また、図8の蛍光強度はFAMの値をROXで補正(FAM/ROX)した値である。図8の(A)に条件1、(B)に条件2で蛍光PHFAを行った結果を示す。図中、「温度変化」は蛍光強度測定時の反応液の温度を示す。また、同じく図中、「標準2本鎖核酸のみ」はPCR反応液を添加しなかった蛍光PHFA反応液の結果を、「ゲノムサンプル」はPCR反応液を添加した蛍光PHFA反応液の結果を、それぞれ示す。図8(A)では、R858を検出する標準2本鎖核酸の蛍光挙動は、温度変化に伴って大きく変化していることが分かる。このことからハイブリダイゼーションに伴って、標準2本鎖核酸は試料2本鎖核酸と鎖組換えを起こさず、元の2本鎖を形成していることが分かる。すなわち、標準2本鎖核酸は、サンプルDNA(試料2本鎖核酸)とミスマッチであることを示している。また、本蛍光挙動からこの標準2本鎖核酸のTm値は85℃付近に存在していることが分かる。
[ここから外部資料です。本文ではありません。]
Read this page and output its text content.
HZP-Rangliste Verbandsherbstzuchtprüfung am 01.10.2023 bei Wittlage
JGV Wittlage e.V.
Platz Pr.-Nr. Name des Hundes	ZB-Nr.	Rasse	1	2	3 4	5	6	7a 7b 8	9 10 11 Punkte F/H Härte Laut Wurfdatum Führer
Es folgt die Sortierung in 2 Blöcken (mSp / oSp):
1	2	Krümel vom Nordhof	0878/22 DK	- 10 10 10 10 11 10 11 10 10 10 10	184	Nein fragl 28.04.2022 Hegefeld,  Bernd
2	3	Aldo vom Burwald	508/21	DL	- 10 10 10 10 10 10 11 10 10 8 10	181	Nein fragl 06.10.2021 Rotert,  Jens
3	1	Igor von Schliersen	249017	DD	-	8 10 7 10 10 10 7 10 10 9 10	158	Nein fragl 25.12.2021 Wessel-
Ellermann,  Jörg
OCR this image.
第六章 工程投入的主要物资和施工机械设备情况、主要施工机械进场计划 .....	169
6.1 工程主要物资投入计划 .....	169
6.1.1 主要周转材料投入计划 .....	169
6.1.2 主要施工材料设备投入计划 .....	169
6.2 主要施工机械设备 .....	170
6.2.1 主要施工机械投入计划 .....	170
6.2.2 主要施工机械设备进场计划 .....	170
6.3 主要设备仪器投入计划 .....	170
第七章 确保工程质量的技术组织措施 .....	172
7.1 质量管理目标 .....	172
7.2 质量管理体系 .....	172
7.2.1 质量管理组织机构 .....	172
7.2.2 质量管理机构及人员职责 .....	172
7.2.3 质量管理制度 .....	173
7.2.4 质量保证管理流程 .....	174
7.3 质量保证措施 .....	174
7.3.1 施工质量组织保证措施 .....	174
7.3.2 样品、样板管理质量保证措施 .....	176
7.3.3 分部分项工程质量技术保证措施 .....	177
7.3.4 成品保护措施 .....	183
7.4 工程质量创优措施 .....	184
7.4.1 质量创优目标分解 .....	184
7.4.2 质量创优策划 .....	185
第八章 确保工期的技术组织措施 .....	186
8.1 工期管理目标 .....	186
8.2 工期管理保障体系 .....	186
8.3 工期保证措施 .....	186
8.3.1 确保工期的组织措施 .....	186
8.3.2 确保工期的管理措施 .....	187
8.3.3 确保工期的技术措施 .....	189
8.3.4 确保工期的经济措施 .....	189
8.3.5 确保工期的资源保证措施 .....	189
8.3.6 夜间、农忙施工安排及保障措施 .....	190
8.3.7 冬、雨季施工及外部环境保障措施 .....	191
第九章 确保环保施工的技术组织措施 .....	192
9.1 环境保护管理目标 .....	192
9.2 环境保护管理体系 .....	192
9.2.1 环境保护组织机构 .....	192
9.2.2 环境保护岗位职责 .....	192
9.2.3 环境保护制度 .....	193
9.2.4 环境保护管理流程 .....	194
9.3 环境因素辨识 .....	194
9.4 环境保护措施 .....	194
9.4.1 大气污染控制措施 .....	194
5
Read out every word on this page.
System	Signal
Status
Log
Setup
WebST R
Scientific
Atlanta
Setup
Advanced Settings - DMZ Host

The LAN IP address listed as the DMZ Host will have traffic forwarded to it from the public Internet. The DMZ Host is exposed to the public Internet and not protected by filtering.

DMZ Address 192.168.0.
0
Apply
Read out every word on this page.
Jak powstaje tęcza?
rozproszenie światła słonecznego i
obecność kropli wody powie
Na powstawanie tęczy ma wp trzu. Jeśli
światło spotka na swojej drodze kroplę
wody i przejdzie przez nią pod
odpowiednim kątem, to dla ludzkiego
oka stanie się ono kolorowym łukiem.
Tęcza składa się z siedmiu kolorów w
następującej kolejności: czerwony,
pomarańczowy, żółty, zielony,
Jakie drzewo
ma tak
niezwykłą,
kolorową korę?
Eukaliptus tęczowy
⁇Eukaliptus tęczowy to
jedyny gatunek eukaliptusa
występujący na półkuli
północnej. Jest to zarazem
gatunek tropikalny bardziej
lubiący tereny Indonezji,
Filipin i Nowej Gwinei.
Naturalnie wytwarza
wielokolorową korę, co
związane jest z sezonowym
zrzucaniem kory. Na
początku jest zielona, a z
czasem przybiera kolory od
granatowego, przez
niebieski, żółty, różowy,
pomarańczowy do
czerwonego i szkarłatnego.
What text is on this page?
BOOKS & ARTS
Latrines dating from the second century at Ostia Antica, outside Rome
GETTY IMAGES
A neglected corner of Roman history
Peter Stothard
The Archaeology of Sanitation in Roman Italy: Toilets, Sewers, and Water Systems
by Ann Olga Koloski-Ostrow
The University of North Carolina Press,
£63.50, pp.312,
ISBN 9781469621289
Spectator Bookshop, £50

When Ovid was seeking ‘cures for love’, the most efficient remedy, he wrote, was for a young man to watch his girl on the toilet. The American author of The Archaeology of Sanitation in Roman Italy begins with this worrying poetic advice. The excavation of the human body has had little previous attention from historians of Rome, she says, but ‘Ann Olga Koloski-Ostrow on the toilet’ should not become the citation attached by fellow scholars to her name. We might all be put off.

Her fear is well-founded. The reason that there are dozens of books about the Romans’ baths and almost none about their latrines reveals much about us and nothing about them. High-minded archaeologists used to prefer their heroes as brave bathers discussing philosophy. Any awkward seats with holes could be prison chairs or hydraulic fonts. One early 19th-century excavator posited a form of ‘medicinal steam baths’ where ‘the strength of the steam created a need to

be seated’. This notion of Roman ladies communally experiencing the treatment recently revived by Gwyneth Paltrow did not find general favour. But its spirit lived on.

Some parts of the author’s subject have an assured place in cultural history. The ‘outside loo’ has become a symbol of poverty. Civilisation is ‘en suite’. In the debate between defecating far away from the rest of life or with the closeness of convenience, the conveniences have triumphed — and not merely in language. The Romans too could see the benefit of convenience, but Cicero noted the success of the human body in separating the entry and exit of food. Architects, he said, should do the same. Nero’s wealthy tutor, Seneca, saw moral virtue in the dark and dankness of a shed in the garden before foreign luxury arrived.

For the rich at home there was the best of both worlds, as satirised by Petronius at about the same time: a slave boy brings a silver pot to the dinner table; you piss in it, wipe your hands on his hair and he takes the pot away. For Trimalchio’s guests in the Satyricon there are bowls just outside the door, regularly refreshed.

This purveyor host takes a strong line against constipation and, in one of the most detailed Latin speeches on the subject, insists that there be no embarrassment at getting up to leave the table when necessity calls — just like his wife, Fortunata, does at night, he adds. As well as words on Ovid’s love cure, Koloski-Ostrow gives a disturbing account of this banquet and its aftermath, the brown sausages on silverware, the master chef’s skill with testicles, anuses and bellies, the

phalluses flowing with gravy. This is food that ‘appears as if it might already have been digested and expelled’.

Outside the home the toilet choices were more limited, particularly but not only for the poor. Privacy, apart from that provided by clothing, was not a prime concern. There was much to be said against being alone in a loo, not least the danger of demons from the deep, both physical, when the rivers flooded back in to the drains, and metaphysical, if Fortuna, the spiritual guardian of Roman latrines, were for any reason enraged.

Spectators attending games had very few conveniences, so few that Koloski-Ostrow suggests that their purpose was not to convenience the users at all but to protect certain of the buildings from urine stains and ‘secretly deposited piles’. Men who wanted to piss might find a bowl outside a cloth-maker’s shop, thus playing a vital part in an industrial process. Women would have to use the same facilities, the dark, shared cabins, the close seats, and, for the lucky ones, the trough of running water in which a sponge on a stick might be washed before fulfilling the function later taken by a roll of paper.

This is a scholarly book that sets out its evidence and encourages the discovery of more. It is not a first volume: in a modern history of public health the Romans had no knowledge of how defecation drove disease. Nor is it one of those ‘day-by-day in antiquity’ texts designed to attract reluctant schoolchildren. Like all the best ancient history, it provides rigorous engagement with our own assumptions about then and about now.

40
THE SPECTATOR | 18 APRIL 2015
一方、標準2本鎖核酸のTm値付近を緩やかにせず、Tm値よりも−5℃あたりから緩やかにして蛍光PHFAを行った条件2の場合は、標準2本鎖核酸の蛍光挙動が温度変化によってほとんど変化しておらず、見かけ上、サンプルDNA(試料2本鎖核酸)中にR858(標準2本鎖核酸)とマッチのものが少なくとも50%以上存在していることを示している。これは、標準2本鎖核酸のTm値付近を急激に温度変化させてハイブリダイゼーションを行ったため、試料2本鎖核酸と標準2本鎖核酸との間でheteroduplex(不安定なハイブリッド)が多く形成されているためだと推測できる。この結果から、標準2本鎖核酸のTm値を考慮せずに降温速度の制御を行って測定時間の短縮化を図ると、蛍光PHFAにおいて擬陽性を出す恐れがあること、よって、本発明のように標準2本鎖核酸のTm値、あるいはそれよりも前から緩やかな降温速度で蛍光PHFAを実施する必要があることが分かる。